In a time of prophecy, a dance for the rain is perhaps the last best hope, a chance to lay the ghosts to rest and recall to us the spirits of life: abundant spirits dancing upon a green earth once again.
Today’s featured work embodies spirits, hope, prophecy, and dance simultaneously, a pair of earrings wrought in vintage style in a beautiful traditional form. From their description in the Earrings Gallery here on the site:
Spirits Dancing Upon a Green Earth Earrings
Summer is the season of spirits dancing upon a green earth, guardians and guides whose gifts are prosperity and abundance. Wings summons the spirits to the song of the leaves and the drum of the earth’s heartbeat with these earrings, granted a stylized figurative form. Each earring is wrought in layers of 20-gauge sterling silver, each layer designed and cut entirely freehand and fused together in overlay fashion, each embracing three intensely-hued malachite gemstones. Near the top, small round cabochons of boldly banded malachite serve as head and face. At the center, perfect squares turned diamond-shaped become the earth’s body, its lines a graduated contrast that produce a nearly ombre effect. Lower body and limbs revolve in large round cabochons, striated in the shades of an electric emerald. Each hangs suspended by way of an organically wrought and drilled tab from sterling silver wires. Earrings hang 2.25″ long, excluding wires, by 1-1/16″ across at the widest point; small round cabochons are 3/8″ across; square cabochons are 1/2″ along each edge and 3/4″ across the diamond’s center; large round cabochons are 5/8″ across (dimensions approximate).
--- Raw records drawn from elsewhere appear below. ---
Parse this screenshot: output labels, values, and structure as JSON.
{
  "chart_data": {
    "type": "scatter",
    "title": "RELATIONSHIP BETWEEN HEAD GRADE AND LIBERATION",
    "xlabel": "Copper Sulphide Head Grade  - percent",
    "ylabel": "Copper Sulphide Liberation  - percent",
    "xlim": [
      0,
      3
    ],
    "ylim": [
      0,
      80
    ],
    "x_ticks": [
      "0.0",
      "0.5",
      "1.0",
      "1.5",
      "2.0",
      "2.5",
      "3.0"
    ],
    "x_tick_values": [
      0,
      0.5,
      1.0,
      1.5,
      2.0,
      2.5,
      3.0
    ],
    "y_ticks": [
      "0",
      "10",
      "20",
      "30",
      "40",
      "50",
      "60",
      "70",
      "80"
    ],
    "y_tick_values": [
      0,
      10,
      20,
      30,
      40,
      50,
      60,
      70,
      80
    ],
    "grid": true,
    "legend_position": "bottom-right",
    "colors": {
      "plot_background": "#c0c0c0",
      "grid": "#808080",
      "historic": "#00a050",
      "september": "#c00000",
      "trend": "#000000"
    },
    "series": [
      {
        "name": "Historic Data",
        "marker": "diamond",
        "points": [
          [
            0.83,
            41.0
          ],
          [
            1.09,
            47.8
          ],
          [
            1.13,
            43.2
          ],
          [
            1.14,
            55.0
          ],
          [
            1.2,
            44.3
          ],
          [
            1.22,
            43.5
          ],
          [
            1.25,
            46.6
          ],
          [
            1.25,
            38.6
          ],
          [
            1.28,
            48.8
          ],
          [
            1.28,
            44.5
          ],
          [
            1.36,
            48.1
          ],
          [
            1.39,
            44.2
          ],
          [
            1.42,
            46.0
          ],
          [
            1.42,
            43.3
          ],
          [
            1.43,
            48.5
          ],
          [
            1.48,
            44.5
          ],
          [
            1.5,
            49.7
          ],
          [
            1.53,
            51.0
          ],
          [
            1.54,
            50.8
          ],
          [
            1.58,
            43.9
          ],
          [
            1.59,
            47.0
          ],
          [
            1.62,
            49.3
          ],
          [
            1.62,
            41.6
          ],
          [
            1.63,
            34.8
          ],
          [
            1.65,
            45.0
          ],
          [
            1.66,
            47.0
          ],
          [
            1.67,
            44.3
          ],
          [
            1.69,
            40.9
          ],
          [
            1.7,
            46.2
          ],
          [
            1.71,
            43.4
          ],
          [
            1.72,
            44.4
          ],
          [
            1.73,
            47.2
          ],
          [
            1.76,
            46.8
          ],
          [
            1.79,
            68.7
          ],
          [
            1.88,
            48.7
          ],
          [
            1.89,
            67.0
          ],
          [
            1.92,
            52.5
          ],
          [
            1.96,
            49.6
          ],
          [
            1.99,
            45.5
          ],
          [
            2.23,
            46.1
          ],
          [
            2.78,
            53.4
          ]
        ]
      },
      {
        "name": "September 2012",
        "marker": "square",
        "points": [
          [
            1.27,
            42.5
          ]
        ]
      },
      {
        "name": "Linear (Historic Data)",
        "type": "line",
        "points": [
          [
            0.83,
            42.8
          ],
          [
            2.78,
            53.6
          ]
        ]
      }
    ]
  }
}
Sterling silver; malachite
$975 + shipping, handling, and insurance
The outside world seeks in vain to read the future, to know what will come to pass, but it is too late for that, and looks in the wrong direction anyway. The prophecy was laid down, in its many forms and facets, centuries ago, with the first wave of invaders who sundered and plundered people and land. We live it now, our own peoples forced to reap its bitter fruits along with those who birthed, and continually rebirth, this monstrous pass.
In our world, rain is abundance, the breath of life itself. When the world at last heeds the ancestors’ words, when it steps into the circle and begins the humble dance, the spirits will return to dance, too . . . upon the gift of a green earth, healed and in harmony.